They all came back, David Bowie, Justin Timberlake, Adam Ant, Boy George, all these pretty things who still had something to say. Boy George’s This Is What I Do shared qualities with Dion’s Born To Be With You – shooting for redemption, cleaning up the old act – just with rather more sunshine reggae interludes. In King Of Everything (“Put down the booze/Let the demons win the fight/I drop my gloves to the ground”, “Tempting myself time and time again/Like self-destruction was so cool”), George was contrite but bombastic, with a tingler of a bridge and a gloriously lived-in voice to lift the song out of the Oasis swamp.
Some people don’t think he managed that. “It’s a bit slow and drooping,” says Junior. But surely that’s its stately power? Junior 2 shakes her head. Junior 3 has fallen asleep.
My mum introduced me to Dion. His music, I mean – she’s not a close personal friend. She might have had trouble with his drug years, if her attitude to my teenage smoking’s anything to go by.
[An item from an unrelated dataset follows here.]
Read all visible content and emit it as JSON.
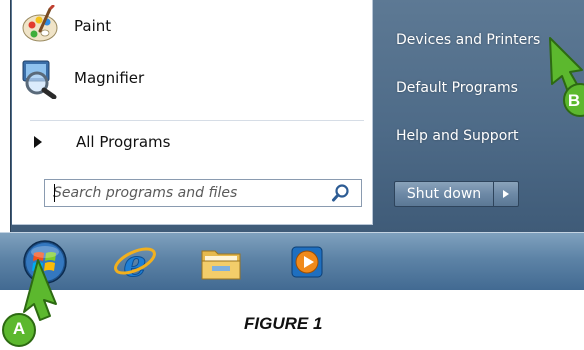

I’m not sure how this squares with her and my dad bringing back container-loads of duty free fags for my brother (13 years younger), but let’s save that one for another day.
So my mum introduced me to Dion a few years ago when she bought me 1975’s Phil Spector-produced Born To Be With You after reading a feature in the Telegraph. Great decision – it’s a truly stupendous record – although she was more into the rock’n’roll Dion and his Belmonts. This Dylan cover comes somewhere in between. It’s from Wonder Where I’m Bound, a cash-in collection of folk-rock efforts originally released in 1969 but reissued this year, and has that familiar, easy Dion swing. Something in his Bronx brogue is enormously warm and comforting and the arrangement sparkles, in a Byrdsian way perhaps.
This place should become a bit of a three-hander now. It’s Junior’s blog of course, but Junior 2 (three and a half to Junior’s six and a third) is increasingly the one who’s most interested in what I’m sticking on the stereo. Well, they’re different types of engagement, I suppose. Junior is now aware of the pop world around her and knows what she likes – and more and more it’s not what I’m choosing. That’s only right. But Junior 2 wants to know all about what I’m playing: she wants to see the sleeves, she wants to exchange croons of “baby blue”, she wants to compare with the Dylan original. Soon enough she’ll decide on her own stuff. That’s only right too.
In the meantime I’ll vainly carry on doing what I’m doing, possibly more frequently.